After a raucous meeting with residents, 9/11 victims' families and various religious groups, the Lower Manhattan Community Board voted late last night to support the opening of an Islamic mosque at ground zero.

The vote came after three hours of public statements at a Lower Manhattan theater in support and against the mosque, which will be built on Park Place just two blocks from where two planes flew into the World Trade Center on Sept. 11, 2001.

About 200 people attended the Community Board 1 meeting, where emotions ran high. Supporters of the mosque included Iman Feisal Abdul Rauf, who has led the effort to bring the mosque to the area.

The project has the support of elected officials and Jewish religious leaders. The community board's vote, while not necessary for the mosque and center to move forward, is viewed as important in gaining residents' backing.

Before the vote was taken and amid heckling from the audience, Rauf, said he would not back down from his plan.

"We are part of the community. We have been here - I have been here for 27 years and it is our right. We don't need permission from anyone," Rauf said before the meeting, in one of the first interviews he has granted since the controversy erupted.

C. Lee Hanson, 77, of eastern Connecticut, whose son died on Flight 175, one of the two planes to hit the Twin Towers, spoke at the meeting, saying, "If you are against it, they're calling you a bigot. I'm not a bigot. I'm opposed to the mosque because it's in poor taste."

Rosemary Cain, of Massapequa, sat with a photo of her son George, a FDNY firefighter who died on 9/11. "I'm not against a mosque. It's the location which has caused so much heartache. Why here?" she said.

But Kevin Madigan, who ministers to many 9/11 families and is a pastor at St. Peter's Church, across from ground zero, said he supported the project. "I'm for it. It's a mainline Islam group. And this is about working together," he said.

In the interview, Rauf said his own congregation was affected by 9/11. "We had 200 people who bled and died on 9/11. We gave water to firefighters; doctors from the community volunteered to be medics. We are part of the 9/11 family," said Rauf, reiterating his plans to put a memorial inside the Islamic center with the names of 9/11 victims.
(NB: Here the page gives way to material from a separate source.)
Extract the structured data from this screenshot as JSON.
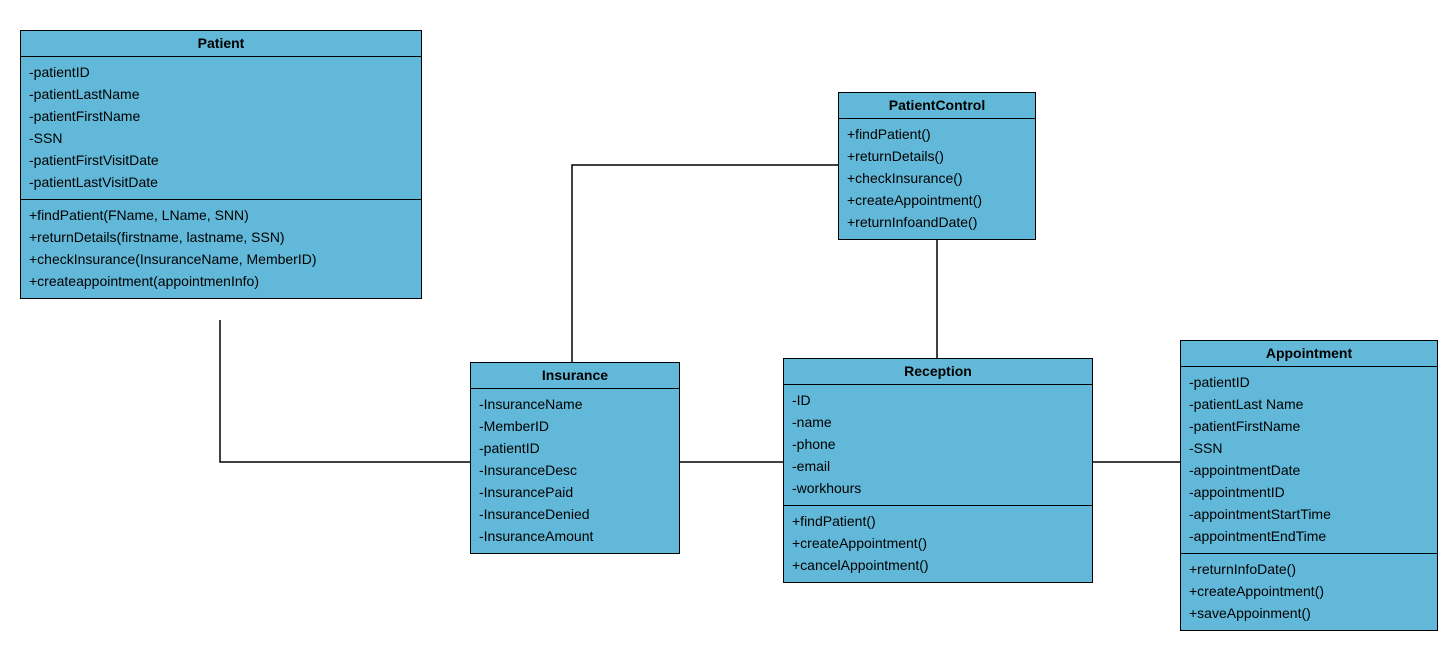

The imam's congregation will have to raise $105 million to open the 13-story Islamic center, where it is expected prayer services will attract about 2,000 worshipers. The center will also have a swimming pool, a 500-seat auditorium for cultural events and lecture forums for interfaith religious leaders. The center will be open to everyone, he said.

Rauf said the mosque will not open on the anniversary of 9/11, and that it will take between 18 months and three years before the money is raised to open the center at the old Burlington Coat Factory building on Park Place, which was damaged on 9/11. Rauf said the building will either be demolished, or renovated depending on a pending landmark status application.